TW: Grief


TW/CW I talk about the death of my partner in this. 

I’ve mentioned a few times on social media that I’m going through a nasty divorce. My soon-to-be ex-husband wasn’t a good man, and I got tired of how he was treating me. I spent a couple of months formulating an escape plan when a well-meaning triage nurse reported my ex for domestic violence just a few days before Christmas last year and everything blew up in my face. But this essay isn’t about him or the fallout from leaving him when I did and the way I did. It’s about the person I found after, who sadly didn’t make it. 

Part of why I left my ex was because he refused to allow me to transition. He wouldn’t let me work, either, as he refused to pay for childcare so I could get a job. And when I found jobs that would allow me to stay a stay-at-home parent, he sabotaged those efforts. So the day I left was also the first time I ever got to be who I really was. I immediately joined trans groups, to make trans friends, and that’s when I found the man who was going to be my boyfriend. 

Kai wasn’t perfect; none of us are. But his imperfections weren’t dealbreakers, like my ex. And while we did fall for each other fast, like with my ex, it didn’t come with red flags that felt like butterflies. There were no excuses for things I had seen in my ex that I hand waved, as I was fleeing a troubled homelife when I started dating him. It felt like I had finally wound up where I was supposed to be. Kai loved me as I was, imperfections and all. He didn’t only love his favorite parts of me, and he never tried to change me. instead he accepted me as I was, and not who he wanted me to be. It was such a startling contrast to my ex that I couldn’t help but love him. 

Kai’s death was unexpected. His last words were he didn’t feel well and was going to lie down. And then he was gone. Hearing about it from his nesting partner was shocking. We hadn’t even hit the six-month mark. We’d already bought Christmas gifts for each other, gifts we were planning to exchange when I went to visit him for the first time since we had met online. Sure, we’d known each other six months, and dated for 5.5 months, but it still hurt. It wasn’t just losing him that hurt. He was the first person to love me the way I’d always wanted to be loved. He accepted me the way I always wanted to be accepted. And to lose him so quickly after spending a lifetime of accepting that I wasn’t worth even basic human decency, it hurts. 

My friends were shocked. One of them confided in me that if they’d read that kind of twist in a book they’d have thrown it down and never read anything by that author again. That kind of tragedy, after so much I’d managed to survive before I met him, wasn’t supposed to exist. 

The hardest part in all of this is that life still goes on. It doesn’t stop for anything, not even when you’re grieving someone you’d never expected to find. I still had chores to do, I still had homework, I still had to take care of my kid and make sure we were both fed. Even now, I’m stumbling about in a haze as I do what I can to keep going. Everything makes me think about him. Everything makes me miss him. That’s not even taking into consideration the election, which has left me wondering which rights I’ll lose first. That was even one of the last things we talked about. How that, at least if he were to go, he’d be surrounded by the men who loved him the most, and he had no regrets. 

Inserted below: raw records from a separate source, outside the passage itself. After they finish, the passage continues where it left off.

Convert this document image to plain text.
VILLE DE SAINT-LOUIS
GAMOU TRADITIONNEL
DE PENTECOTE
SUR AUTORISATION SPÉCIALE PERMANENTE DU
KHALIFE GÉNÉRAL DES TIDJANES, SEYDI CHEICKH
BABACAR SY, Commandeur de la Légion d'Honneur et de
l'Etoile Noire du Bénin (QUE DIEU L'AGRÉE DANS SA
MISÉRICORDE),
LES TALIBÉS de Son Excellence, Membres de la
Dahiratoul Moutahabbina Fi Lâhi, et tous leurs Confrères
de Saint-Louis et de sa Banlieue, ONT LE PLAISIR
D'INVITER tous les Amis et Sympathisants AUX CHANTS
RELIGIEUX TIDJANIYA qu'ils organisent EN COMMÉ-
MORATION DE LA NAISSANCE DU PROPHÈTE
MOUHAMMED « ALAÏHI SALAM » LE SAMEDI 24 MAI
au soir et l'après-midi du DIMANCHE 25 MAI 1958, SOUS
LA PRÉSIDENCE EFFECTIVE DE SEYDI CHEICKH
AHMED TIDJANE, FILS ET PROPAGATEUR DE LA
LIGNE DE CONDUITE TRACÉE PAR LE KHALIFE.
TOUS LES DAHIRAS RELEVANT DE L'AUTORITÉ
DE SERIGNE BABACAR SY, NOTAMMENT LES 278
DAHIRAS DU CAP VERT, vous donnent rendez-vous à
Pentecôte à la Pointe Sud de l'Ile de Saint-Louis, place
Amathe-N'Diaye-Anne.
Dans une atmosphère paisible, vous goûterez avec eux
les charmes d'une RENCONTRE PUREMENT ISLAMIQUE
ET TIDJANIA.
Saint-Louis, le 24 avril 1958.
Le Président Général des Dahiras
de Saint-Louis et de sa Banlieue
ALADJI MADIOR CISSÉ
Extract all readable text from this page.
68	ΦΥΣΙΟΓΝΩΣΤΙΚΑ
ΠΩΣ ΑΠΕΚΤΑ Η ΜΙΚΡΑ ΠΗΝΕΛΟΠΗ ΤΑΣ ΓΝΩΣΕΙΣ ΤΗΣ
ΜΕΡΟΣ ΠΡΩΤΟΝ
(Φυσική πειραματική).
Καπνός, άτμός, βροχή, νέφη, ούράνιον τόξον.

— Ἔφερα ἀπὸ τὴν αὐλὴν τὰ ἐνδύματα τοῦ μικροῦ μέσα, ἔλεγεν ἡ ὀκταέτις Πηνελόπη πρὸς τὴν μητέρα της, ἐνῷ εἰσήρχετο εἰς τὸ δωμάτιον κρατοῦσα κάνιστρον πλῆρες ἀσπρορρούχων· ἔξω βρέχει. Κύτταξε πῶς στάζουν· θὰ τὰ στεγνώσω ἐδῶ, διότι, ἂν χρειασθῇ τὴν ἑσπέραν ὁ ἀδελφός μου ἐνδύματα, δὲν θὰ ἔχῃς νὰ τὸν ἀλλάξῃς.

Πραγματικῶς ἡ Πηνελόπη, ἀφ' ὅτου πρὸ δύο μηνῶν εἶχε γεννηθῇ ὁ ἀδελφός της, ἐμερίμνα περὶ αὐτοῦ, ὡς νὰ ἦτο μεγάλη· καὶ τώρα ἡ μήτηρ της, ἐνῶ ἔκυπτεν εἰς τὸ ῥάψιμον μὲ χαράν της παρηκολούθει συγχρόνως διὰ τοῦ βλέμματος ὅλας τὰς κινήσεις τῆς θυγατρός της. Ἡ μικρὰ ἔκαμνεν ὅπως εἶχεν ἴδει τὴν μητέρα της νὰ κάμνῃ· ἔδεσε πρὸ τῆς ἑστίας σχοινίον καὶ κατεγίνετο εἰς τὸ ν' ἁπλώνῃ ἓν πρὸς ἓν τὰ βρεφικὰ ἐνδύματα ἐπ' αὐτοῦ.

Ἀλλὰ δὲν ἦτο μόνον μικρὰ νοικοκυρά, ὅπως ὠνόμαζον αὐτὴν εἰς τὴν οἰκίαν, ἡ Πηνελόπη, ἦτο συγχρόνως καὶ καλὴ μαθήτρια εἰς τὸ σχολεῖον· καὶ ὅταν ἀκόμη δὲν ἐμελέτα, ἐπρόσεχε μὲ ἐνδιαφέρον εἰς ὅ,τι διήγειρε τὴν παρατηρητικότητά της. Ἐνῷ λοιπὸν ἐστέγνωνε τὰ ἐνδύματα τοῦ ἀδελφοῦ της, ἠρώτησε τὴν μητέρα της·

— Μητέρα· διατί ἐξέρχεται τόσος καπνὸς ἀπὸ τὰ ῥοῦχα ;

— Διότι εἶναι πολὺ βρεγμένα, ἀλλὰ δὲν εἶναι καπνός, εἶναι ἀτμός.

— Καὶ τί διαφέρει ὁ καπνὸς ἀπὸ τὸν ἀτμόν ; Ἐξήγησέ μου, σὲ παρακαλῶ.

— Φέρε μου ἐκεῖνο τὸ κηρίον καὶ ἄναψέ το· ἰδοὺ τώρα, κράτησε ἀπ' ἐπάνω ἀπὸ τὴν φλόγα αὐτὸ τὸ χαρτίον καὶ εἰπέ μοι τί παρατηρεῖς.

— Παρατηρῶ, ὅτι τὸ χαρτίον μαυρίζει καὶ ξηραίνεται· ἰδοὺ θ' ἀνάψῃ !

It’s hard to not throw in the towel. My ex has been fighting me over custody, even though he’s abused our kid too, because he thinks people are possessions for him to do what he wants with. And there was the briefest of moments where it all seemed like too much that I debated giving up and handing her over. Because I know the universe isn’t kind, and I know society is cruel, but this was too much. Going into her room to wake her up in the morning for school, to see her holding the stuffed animal Kai gifted my daughter under the guise of being a friend, it’s unbelievably hard to accept that he’s gone. The only reason I haven’t given up is because I’ve come too far to throw in the towel. I’ve survived so many horrors from early childhood, it would be a shame to quit now. 

I’m no stranger to grief. I know that it never goes away, and that you learn to live with it. That sometimes, when you’re not expecting it, it rears its head no matter how much time has passed. And I know how to handle those days. I’ve spent a lot of time in therapy working on myself, learning how to function with the weight society has placed on my shoulders. I also know, though, that it won’t always be so immediate. That eventually I’ll become numb to this and it will be easier to go on. But all I can really think about right now is how unfair it all is. 

I don’t really have advice to give at this moment. We all grieve differently, and I’m too caught up in the process to logically lay it all out. I’m too busy trying to keep existing to be practical about the whole mess. I just know that I miss him. That for all we only knew each other for six months, there is a hole in my heart shaped just like him that nothing else will ever really fill.